Nothing signifies surfing on the west coast of North America as much as “Woodies” – Wooden station wagons. They were inexpensive, could carry a surf board or boards easily. As well they could serve as a crash pad at night, parked along the beach or in a parking lot whether it be on the coast at a California, British Columbia or Oregon beach.
Initially woodies had a place since many potential car and automobile buyers who could not afford new station wagons would have bought such cars second hand. A wood body that was well card for seemed to last for years and years- even in humid climates such as Vancouver. It was true however that a portion of these woodies were not cared for by their owners and as such there were many lemons among this crowd.
When moisture gets into the cracks and open joints of a “Woodie” or as well into rips in the roof fabric, all sorts of decay can result. It’s a situation like the Titanic. What lies below the surface of the body of the vehicle can often be much more serious than an owner or potential buyer can think or even imagine.

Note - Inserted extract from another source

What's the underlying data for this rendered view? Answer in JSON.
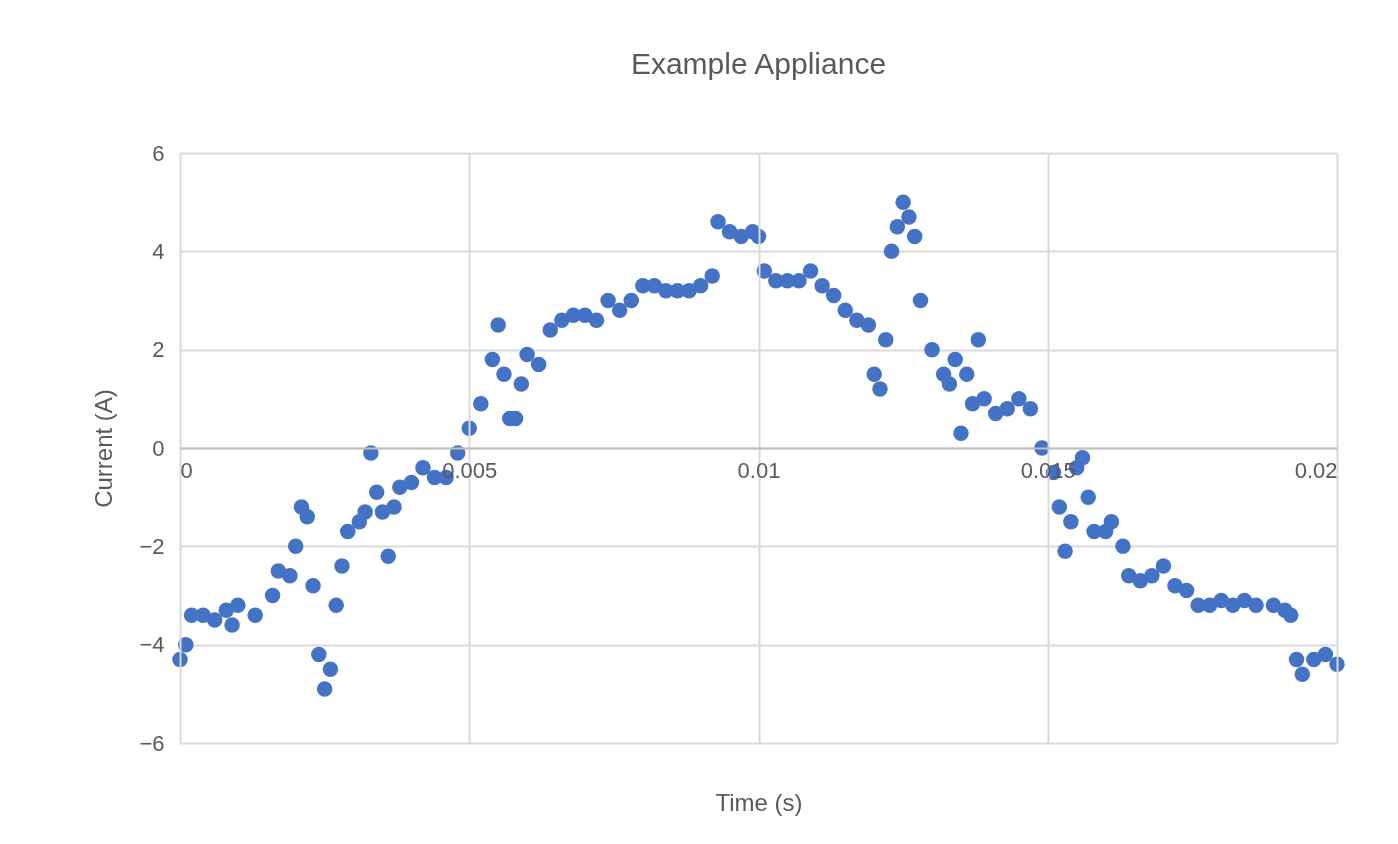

A wagon that had been driven regularly every day is likely to be in better shape than one that stood around for weeks, or even months, in a damp garage – because the moisture would have been shaken out of it and dried up by the sun. It pays to look twice at a station wagon that has not gone as far as it its age would lead you to expect. It may be in worse shape than a similar vehicle with a much higher odometer reading or a newer vintage.
Neglect will be costly to you as a buyer of a vintage Woody automobile. Wood bodies were not self maintaining. A wooden body should have been maintained and revarnished every six months. The best finish is the most dangerous, however, if the joints are not filled properly. Wood filler should be worked into all cracks and coverered with a thin line of varnish. Otherwise water will have entered these cracks and be trapped under the heavy finish – eventually eating away the wood.
Similarly tears and small openings between the roof and the molding should be sealed promptly with weather strip cement. Paint, wax and varnish should not be used on fabric roofs. They will cause the fabric to crack. A light application of thin oil will keep these fabrics more than pliable.
Watch out that the drainage holes in the bottoms of doors and below the vintage sliding glass panes must also be kept open to preserve a Woodie Wagon’s body. This can be done very easily and simply by poking a stiff wire up through the holes occasionally.
Be careful of danger signs when evaluating vintage Woodie station wagons. Among the signs are – a musty smell, ugly fungus growths on the inside wood as well as discolored wood either inside or outside of the auto. Any of these signs of trouble can mean a fair amount of work will have to be done on the wagon within a year. Black or green discoloration is usually very serious, but gray areas along the top edges of horizontal frame members. The direct rays of the sun affect these edges most, and the grey spots usually can be bleached out and revarnished.
Lastly watch out decayed wood and patchwork repairs that have been concealed by paint. Look carefully for any depression in the surface of such a car body, and for cracks where there are no joints. Press these areas with your fingernail. If the wood is soft, and there are a number of such places move on. A very presentable Woodie station wagon auto is the very emblem of the California surfing image. Help maintain the tradition.